長崎を熱狂させた海星・酒井圭一さんが当時を語る…プロ引退後はスカウトとして大谷翔平を担当
ヤクルト1位指名
11月19日のドラフト会議。一番くじをひいたヤクルトから1位指名を受けた。今なら学校中で大騒ぎだが、海星はカトリック校のため、一部関係者からは「ドラフトは人身売買」と批判的な声もあり、校内ではお祝いの垂れ幕などは一切なかった。
ヤクルトの松園尚巳オーナー(当時)が長崎出身だったこともあり、「オーナー指令」と言われた。
「今でもキャンプ前に合同自主トレを行っていますが、私は学校の意向もあり、参加させてもらえませんでした。そこでヤクルトから、当時の寮長だった小川(善治)さんが来てくれたのです。プロは高校のグラウンドは使えませんから、学校近くの公園で走り込みなどの基礎トレーニングをやっていた。オープン戦は風邪で登板できず、デビュー戦は(77年)4月21日、神宮での大洋戦でした」
酒井は6回7安打2失点の好投でマウンドを降りた(勝敗つかず)。予告先発で約2万2200人の大観衆がスタンドを埋めた。
酒井は当初、後楽園での巨人戦でデビューする予定だった。が、酒井の1位指名を厳命したと言われる松園尚巳オーナーが、ホームゲームに変更させたともっぱらだった。
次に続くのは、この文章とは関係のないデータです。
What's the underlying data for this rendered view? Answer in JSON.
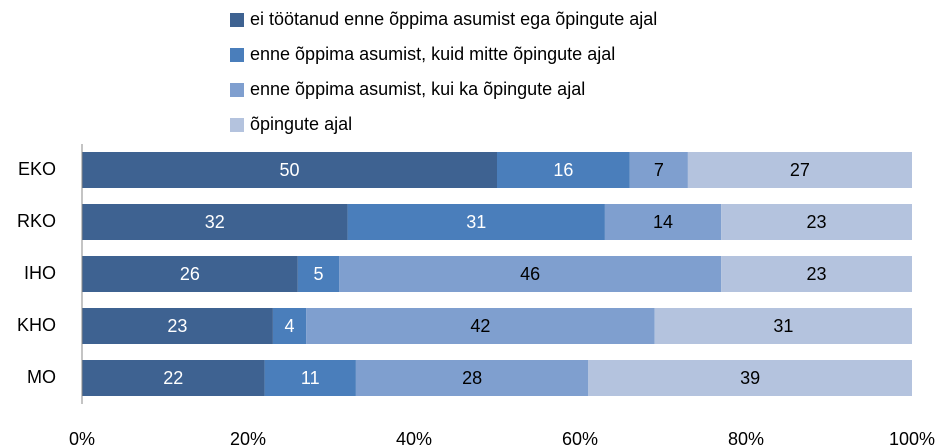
{
  "chart_data": {
    "type": "stacked_bar_horizontal",
    "categories": [
      "EKO",
      "RKO",
      "IHO",
      "KHO",
      "MO"
    ],
    "series": [
      {
        "name": "ei töötanud enne õppima asumist ega õpingute ajal",
        "color": "#3e6291",
        "values": [
          50,
          32,
          26,
          23,
          22
        ]
      },
      {
        "name": "enne õppima asumist, kuid mitte õpingute ajal",
        "color": "#4a7ebb",
        "values": [
          16,
          31,
          5,
          4,
          11
        ]
      },
      {
        "name": "enne õppima asumist, kui ka õpingute ajal",
        "color": "#7f9fcf",
        "values": [
          7,
          14,
          46,
          42,
          28
        ]
      },
      {
        "name": "õpingute ajal",
        "color": "#b4c3de",
        "values": [
          27,
          23,
          23,
          31,
          39
        ]
      }
    ],
    "xlim": [
      0,
      100
    ],
    "xticks": [
      {
        "value": 0,
        "label": "0%"
      },
      {
        "value": 20,
        "label": "20%"
      },
      {
        "value": 40,
        "label": "40%"
      },
      {
        "value": 60,
        "label": "60%"
      },
      {
        "value": 80,
        "label": "80%"
      },
      {
        "value": 100,
        "label": "100%"
      }
    ],
    "legend": "top"
  }
}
「その頃の大洋戦はお客さんがまばらでしたから、ビックリしましたね」
現役引退後、打撃投手を経て、スカウトに就任。数多くの選手を発掘した。花巻東高の大谷翔平は獲得には至らなかったものの、酒井氏が担当した選手のひとりだ。
「投手と打者の二刀流の話がありましたが、私は打者の方が魅力を感じていたし、長く続けられるので打者一本でいくべきだと思っていましたが、まさかここまでの選手になるとは想像できませんでした」
▽酒井圭一(さかい・けいいち) 1958年6月長崎県壱岐市出身。76年海星3年時の夏の県大会は圧倒的な強さで勝ち抜き、甲子園4強入り。「サッシー」旋風を巻き起こし、同年ドラフト1位でヤクルト入団。90年現役引退。打撃投手やスカウトを歴任。通算成績215試合、351回、6勝12敗、181奪三振、防御率5.08。185センチ、88キロ。